Kalau kamu memang baru suka sama seseorang. Terutama yang
biasanya duduk di sebelahku. Silakan. Sejak awal, kelakuanmu itu emang bikin
sebel kok. Urusin aja dia. Tapi nggak usah urusin aku.
Dan inilah akhir ‘kisah’ku yang lainnya. Hanya berharap bisa
segera pergi from this misery. Tapi
sepertinya aku haris mulai terbiasa dengan itu.
.
.
.
Sannen. Menjadi kelas tiga itu sama dengan masa depan.

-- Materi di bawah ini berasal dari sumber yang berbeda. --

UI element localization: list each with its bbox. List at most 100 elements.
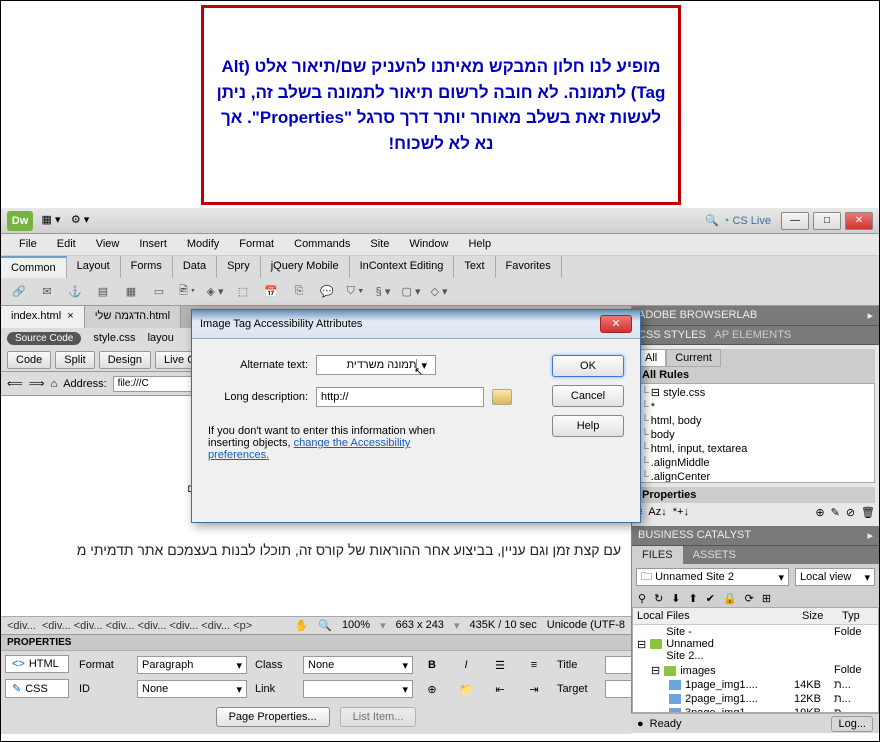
rule-item[interactable]: .alignMiddle <box>639 456 872 470</box>
browse-file-icon[interactable]: 📁 <box>455 679 477 699</box>
css-rules-tree[interactable]: ⊟ style.css * html, body body html, inpu… <box>636 383 875 483</box>
link-select[interactable]: ▾ <box>303 680 413 698</box>
indent-icon[interactable]: ⇥ <box>523 679 545 699</box>
file-row-images[interactable]: ⊟ imagesFolde <box>633 663 878 678</box>
div-icon[interactable]: ▭ <box>149 282 169 302</box>
tab-jquery[interactable]: jQuery Mobile <box>261 256 350 278</box>
connect-icon[interactable]: ⚲ <box>638 592 646 605</box>
properties-title[interactable]: PROPERTIES <box>1 635 631 651</box>
format-select[interactable]: Paragraph▾ <box>137 656 247 674</box>
file-row[interactable]: 1page_img1....14KBת... <box>633 678 878 692</box>
menu-window[interactable]: Window <box>399 234 458 255</box>
ssi-icon[interactable]: ⎘ <box>289 282 309 302</box>
home-icon[interactable]: ⌂ <box>51 378 58 390</box>
show-set-icon[interactable]: *+↓ <box>673 506 689 519</box>
cs-live-button[interactable]: ◔ CS Live <box>723 215 771 227</box>
file-row-root[interactable]: ⊟ Site - Unnamed Site 2...Folde <box>633 625 878 663</box>
log-button[interactable]: Log... <box>831 716 873 732</box>
site-select[interactable]: 🗀 Unnamed Site 2▾ <box>636 568 789 586</box>
doc-tab-hebrew[interactable]: הדגמה שלי.html <box>85 306 181 328</box>
table-icon[interactable]: ▦ <box>121 282 141 302</box>
ul-icon[interactable]: ☰ <box>489 655 511 675</box>
id-select[interactable]: None▾ <box>137 680 247 698</box>
rule-item[interactable]: * <box>639 400 872 414</box>
script-icon[interactable]: § ▾ <box>373 282 393 302</box>
tab-common[interactable]: Common <box>1 256 67 278</box>
list-item-button[interactable]: List Item... <box>340 707 417 727</box>
tab-spry[interactable]: Spry <box>217 256 261 278</box>
widget-icon[interactable]: ⬚ <box>233 282 253 302</box>
col-name[interactable]: Local Files <box>633 608 798 624</box>
menu-view[interactable]: View <box>86 234 130 255</box>
html-mode-button[interactable]: <>HTML <box>5 655 69 673</box>
business-catalyst-title[interactable]: BUSINESS CATALYST▸ <box>632 526 879 546</box>
attach-css-icon[interactable]: ⊕ <box>815 506 824 519</box>
ol-icon[interactable]: ≡ <box>523 655 545 675</box>
tab-favorites[interactable]: Favorites <box>496 256 562 278</box>
rule-item[interactable]: html, body <box>639 414 872 428</box>
checkin-icon[interactable]: 🔒 <box>723 592 737 605</box>
source-code-pill[interactable]: Source Code <box>7 332 81 345</box>
rule-item[interactable]: html, input, textarea <box>639 442 872 456</box>
refresh-icon[interactable]: ↻ <box>654 592 663 605</box>
rule-file[interactable]: ⊟ style.css <box>639 386 872 400</box>
images-icon[interactable]: 🖻 ▾ <box>177 282 197 302</box>
new-rule-icon[interactable]: ✎ <box>831 506 840 519</box>
templates-icon[interactable]: ▢ ▾ <box>401 282 421 302</box>
design-view-button[interactable]: Design <box>99 351 151 369</box>
minimize-button[interactable]: — <box>781 212 809 230</box>
menu-modify[interactable]: Modify <box>177 234 229 255</box>
tab-forms[interactable]: Forms <box>121 256 173 278</box>
class-select[interactable]: None▾ <box>303 656 413 674</box>
tag-chooser-icon[interactable]: ◇ ▾ <box>429 282 449 302</box>
doc-tab-index[interactable]: index.html × <box>1 306 85 328</box>
hyperlink-icon[interactable]: 🔗 <box>9 282 29 302</box>
long-desc-input[interactable] <box>316 387 484 407</box>
col-size[interactable]: Size <box>798 608 838 624</box>
file-row[interactable]: 3page_img1....19KBת... <box>633 706 878 713</box>
help-button[interactable]: Help <box>552 415 624 437</box>
tag-crumb[interactable]: <div... <div... <div... <div... <div... … <box>42 620 252 632</box>
menu-site[interactable]: Site <box>360 234 399 255</box>
ok-button[interactable]: OK <box>552 355 624 377</box>
split-view-button[interactable]: Split <box>55 351 94 369</box>
layout-icon[interactable]: ▦ ▾ <box>41 213 61 229</box>
files-tree[interactable]: Local Files Size Typ ⊟ Site - Unnamed Si… <box>632 607 879 713</box>
related-style[interactable]: style.css <box>93 332 135 344</box>
tab-layout[interactable]: Layout <box>67 256 121 278</box>
italic-icon[interactable]: I <box>455 655 477 675</box>
hrule-icon[interactable]: ▤ <box>93 282 113 302</box>
outdent-icon[interactable]: ⇤ <box>489 679 511 699</box>
view-select[interactable]: Local view▾ <box>795 568 875 586</box>
zoom-level[interactable]: 100% <box>342 619 370 632</box>
dialog-titlebar[interactable]: Image Tag Accessibility Attributes ✕ <box>192 310 640 339</box>
comment-icon[interactable]: 💬 <box>317 282 337 302</box>
search-icon[interactable]: 🔍 <box>705 214 719 227</box>
tab-data[interactable]: Data <box>173 256 217 278</box>
page-properties-button[interactable]: Page Properties... <box>216 707 330 727</box>
rule-item[interactable]: body <box>639 428 872 442</box>
browse-button[interactable] <box>492 389 512 405</box>
checkout-icon[interactable]: ✔ <box>706 592 715 605</box>
head-icon[interactable]: ⛉ ▾ <box>345 282 365 302</box>
fwd-icon[interactable]: ⟹ <box>29 377 45 390</box>
back-icon[interactable]: ⟸ <box>7 377 23 390</box>
menu-file[interactable]: File <box>9 234 47 255</box>
maximize-button[interactable]: □ <box>813 212 841 230</box>
browserlab-panel-title[interactable]: ADOBE BROWSERLAB▸ <box>632 306 879 326</box>
show-list-icon[interactable]: Aᴢ↓ <box>648 506 666 519</box>
close-button[interactable]: ✕ <box>845 212 873 230</box>
menu-format[interactable]: Format <box>229 234 284 255</box>
code-view-button[interactable]: Code <box>7 351 51 369</box>
delete-rule-icon[interactable]: 🗑 <box>861 506 875 519</box>
tag-crumb-first[interactable]: <div... <box>7 620 36 632</box>
sync-icon[interactable]: ⟳ <box>745 592 754 605</box>
edit-rule-icon[interactable]: ⊘ <box>846 506 855 519</box>
date-icon[interactable]: 📅 <box>261 282 281 302</box>
files-tab[interactable]: FILES <box>632 546 683 564</box>
media-icon[interactable]: ◈ ▾ <box>205 282 225 302</box>
css-current-tab[interactable]: Current <box>666 349 721 367</box>
expand-icon[interactable]: ⊞ <box>762 592 771 605</box>
dialog-close-button[interactable]: ✕ <box>600 315 632 333</box>
assets-tab[interactable]: ASSETS <box>683 546 746 564</box>
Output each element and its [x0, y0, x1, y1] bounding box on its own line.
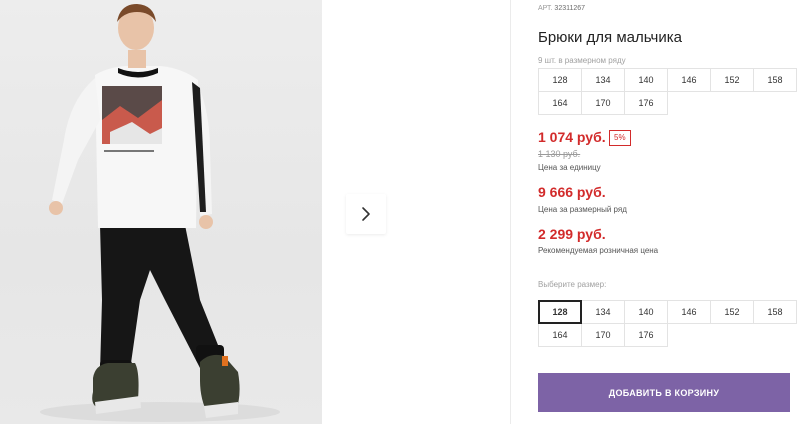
size-option[interactable]: 134 — [581, 300, 625, 324]
size-option[interactable]: 158 — [753, 300, 797, 324]
old-price: 1 130 руб. — [538, 149, 581, 159]
pack-size-cell: 128 — [538, 68, 582, 92]
product-photo[interactable] — [0, 0, 322, 424]
add-to-cart-button[interactable]: ДОБАВИТЬ В КОРЗИНУ — [538, 373, 790, 412]
product-info-panel: АРТ. 32311267 Брюки для мальчика 9 шт. в… — [538, 0, 800, 424]
pack-size-cell: 134 — [581, 68, 625, 92]
discount-badge: 5% — [609, 130, 631, 146]
product-gallery — [0, 0, 510, 424]
retail-price-caption: Рекомендуемая розничная цена — [538, 246, 659, 255]
product-photo-illustration — [40, 4, 280, 422]
sku-number: 32311267 — [554, 5, 586, 12]
product-title: Брюки для мальчика — [538, 29, 682, 46]
pack-size-cell: 164 — [538, 91, 582, 115]
size-option[interactable]: 146 — [667, 300, 711, 324]
pack-size-cell: 146 — [667, 68, 711, 92]
pack-size-cell: 152 — [710, 68, 754, 92]
pack-size-cell: 176 — [624, 91, 668, 115]
unit-price-caption: Цена за единицу — [538, 163, 601, 172]
unit-price: 1 074 руб. — [538, 129, 606, 145]
pack-price: 9 666 руб. — [538, 184, 606, 200]
size-option[interactable]: 170 — [581, 323, 625, 347]
chevron-right-icon — [362, 207, 370, 221]
size-option[interactable]: 140 — [624, 300, 668, 324]
size-selector: 128 134 140 146 152 158 164 170 176 — [538, 300, 797, 347]
size-option[interactable]: 164 — [538, 323, 582, 347]
pack-size-note: 9 шт. в размерном ряду — [538, 56, 626, 65]
pack-size-cell: 170 — [581, 91, 625, 115]
size-option-selected[interactable]: 128 — [538, 300, 582, 324]
pack-size-grid: 128 134 140 146 152 158 164 170 176 — [538, 68, 797, 115]
size-option[interactable]: 176 — [624, 323, 668, 347]
sku-line: АРТ. 32311267 — [538, 5, 585, 12]
panel-divider — [510, 0, 511, 424]
choose-size-label: Выберите размер: — [538, 280, 607, 289]
retail-price: 2 299 руб. — [538, 226, 606, 242]
pack-price-caption: Цена за размерный ряд — [538, 205, 627, 214]
pack-size-cell: 158 — [753, 68, 797, 92]
pack-size-cell: 140 — [624, 68, 668, 92]
size-option[interactable]: 152 — [710, 300, 754, 324]
next-image-button[interactable] — [346, 194, 386, 234]
sku-label: АРТ. — [538, 5, 553, 12]
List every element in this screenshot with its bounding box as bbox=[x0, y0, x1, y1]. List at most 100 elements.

Dimana adalah tingkatan akhir dalam suatu masa sekolah. Menentukan masa depan.
Sungguh, aku benci itu.
Semuanya lebih baik dulu. Saat masih Chuugakusei atau bahkan
Shougakusei. Aku hanya memilih. Setidaknya tidak seberat sekarang. Sepertinya
jalan dulu tidak sama seperti jalan yang sekarang. Dulu aku masih bebas memilih
jalan yang kuinginkan. Dan hampir semuanya lancar selama aku menjalaninya. Aku
hanya berharap kali ini begitu.
Koukousei. Iro iro no koto atta. Hmm, and complicated one. Terlalu banyak pilihan yang bisa kupilih. Dan
itu membingungkan. Pertama, aku pilih Farmasi. Kenapa? Well, it’s the first thing came out when we visited the place. It feels
like ‘I wanna tobe here’. Like the one, in my first step in KIHS. Just like
that. Tapi justru karena itu. Aku sama sekali tidak tahu akan menjadi apa
selepas nanti.
Dan untuk pilihan-pilihan selanjutnya aku sama sekali tidak
harus memilih apa. Dulu. Dulu sekali. Aku ingin jadi Dokter. Well, everybody want that, right? Tapi
setelah dipikir-pikir. No, I don’t. Just
don’t. That feels. Tak tahu kenapa. Tapi yang kujadikan alasan adalah
saingannya banyak. Dan mungkin aku punya kemungkinan yang kecil. Dan setelah
itu aku sempat berpikir Gizi Kesehatan. Sama seperti Farmasi. Aku sama sekali
tidak tahu apa yang dikerjakan bila bekerja nanti.
Pernah ada yang berkata, pilihlah sesuai apa yang kau sukai.
Jika aku benar boleh, akan ku letakkan ia di pilihan terburuk. Sastra Jepang.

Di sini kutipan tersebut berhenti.